The human element is still very much present when writing unit tests, and they can never provide as solid of a safety guarantee as compile time feedback. In my daily Swift, I have found myself writing much fewer unit tests than when I was using Ruby or Objective-C. Because as it turns out, Swift can provide much of that compile time safety and guarantee through type safety that unit tests cannot.

We can expand our unit test by using random id values, or adding more tests and assertions, but with the potential for this bug to creep in elsewhere in the code, is it worth it? Let’s see what happens when we swap out our Int type with our Phantom Type.

Here’s our thin Identifier Phantom Type, inspired by PointFree’s Tagged library:

public struct Identifier<T, RawValue>: RawRepresentable {
    public var rawValue: RawValue
    
    public init(rawValue: RawValue) {
        self.rawValue = rawValue
    }
}

extension Identifier: Equatable where RawValue: Equatable { }

extension Identifier: ExpressibleByIntegerLiteral where RawValue: ExpressibleByIntegerLiteral {
    public typealias IntegerLiteralType = RawValue.IntegerLiteralType

    public init(integerLiteral: IntegerLiteralType) {
        self.init(rawValue: RawValue(integerLiteral: integerLiteral))
    }
}

You can read more about Phantom Types from the linked articles above, but the trick here is the generic type T. There’s no stored value of type T and instead the generic parameter is used purely to differentiate identifier types.

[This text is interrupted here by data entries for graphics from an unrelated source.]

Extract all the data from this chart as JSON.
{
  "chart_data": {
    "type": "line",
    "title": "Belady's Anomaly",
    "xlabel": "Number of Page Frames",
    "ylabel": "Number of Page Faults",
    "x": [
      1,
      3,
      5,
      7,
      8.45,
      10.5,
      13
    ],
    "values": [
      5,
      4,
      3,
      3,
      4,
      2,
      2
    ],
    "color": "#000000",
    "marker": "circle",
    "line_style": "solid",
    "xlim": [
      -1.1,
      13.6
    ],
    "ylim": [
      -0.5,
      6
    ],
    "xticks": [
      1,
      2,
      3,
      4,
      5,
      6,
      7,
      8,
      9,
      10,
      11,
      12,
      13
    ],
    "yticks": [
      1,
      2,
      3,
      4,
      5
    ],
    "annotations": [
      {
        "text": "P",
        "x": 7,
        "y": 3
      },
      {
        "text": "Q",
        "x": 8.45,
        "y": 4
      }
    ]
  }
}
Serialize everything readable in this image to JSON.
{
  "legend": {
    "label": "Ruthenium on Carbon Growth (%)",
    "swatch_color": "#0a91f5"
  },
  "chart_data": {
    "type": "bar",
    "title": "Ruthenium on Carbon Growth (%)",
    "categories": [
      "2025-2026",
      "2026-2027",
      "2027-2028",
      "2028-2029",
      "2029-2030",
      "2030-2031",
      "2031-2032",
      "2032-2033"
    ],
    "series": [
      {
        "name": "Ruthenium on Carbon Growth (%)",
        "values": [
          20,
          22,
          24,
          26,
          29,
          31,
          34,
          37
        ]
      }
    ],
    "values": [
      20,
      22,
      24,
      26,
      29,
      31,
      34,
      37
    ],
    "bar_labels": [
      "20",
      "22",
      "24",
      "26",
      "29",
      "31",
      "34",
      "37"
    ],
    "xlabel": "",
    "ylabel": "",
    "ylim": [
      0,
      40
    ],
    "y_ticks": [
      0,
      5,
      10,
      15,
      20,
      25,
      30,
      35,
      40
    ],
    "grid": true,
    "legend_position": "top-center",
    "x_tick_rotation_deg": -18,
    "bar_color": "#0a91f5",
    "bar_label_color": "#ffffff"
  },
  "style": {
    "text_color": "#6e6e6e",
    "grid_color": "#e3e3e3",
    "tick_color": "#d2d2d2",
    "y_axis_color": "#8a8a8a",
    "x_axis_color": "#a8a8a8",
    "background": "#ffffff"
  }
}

We’ll use Cart and Item as generic parameters to create distinct Identifier types. Now our Cart and Item can use our more expressive and type safe addition.

struct Cart: Equatable {
    let id: Identifier<Cart, Int>
    let items: [Item]
}

struct Item: Equatable {
    let id: Identifier<Item, Int>
    let name: String
}

Now that we have leveled up our type safety skills, we can revisit the extension from earlier and see what happens when we instantiate our new Cart. Since we’re no longer referring to plain old integer types for our identifiers, we pass in the new Identifier<Item, Int> type. I don’t know about you, but this feels more in tune with the spirit of Swift by passing in a specific, narrow type geared at an Item’s identifier, than blindly tossing around integers that could mean anything.

func removingItem(byId id: Identifier<Item, Int>) -> Cart {
    guard let item = items.first(where: { $0.id == id }) else { return self }
    return Cart(id: id, items: items.filter { $0 != item })
}

A funny thing happens when we try to compile this code. Before, when we were passing an Int in our parameter, the code compiled just fine. And only after adding some unit tests would we maybe encounter the bug.

Believe it or not, Swift actually provides a really good error message on our return line: Cannot convert value of type ‘Identifier<Item, Int>’ to expected argument type ‘Identifier<Cart, Int>’.

You better believe we cannot mix Cart identifiers with Item identifiers! And what’s great is that this bug was caught at compile time, without having to run our application and trip over the bug or write superfluous unit tests in order to spot the issue. Maybe there’s a lesson in unit testing to be had here, I’m not really sure—another time, perhaps.

I love stumbling upon these moments of enlightenment and basking in the satisfaction they bring. And I’m more than satisfied with this simple and freeing addition. It increases the feedback loop of finding bugs as well as setting up the code base for success for by preventing this mistake from happening again. And if you’re not already using them, you should use Phantom Types!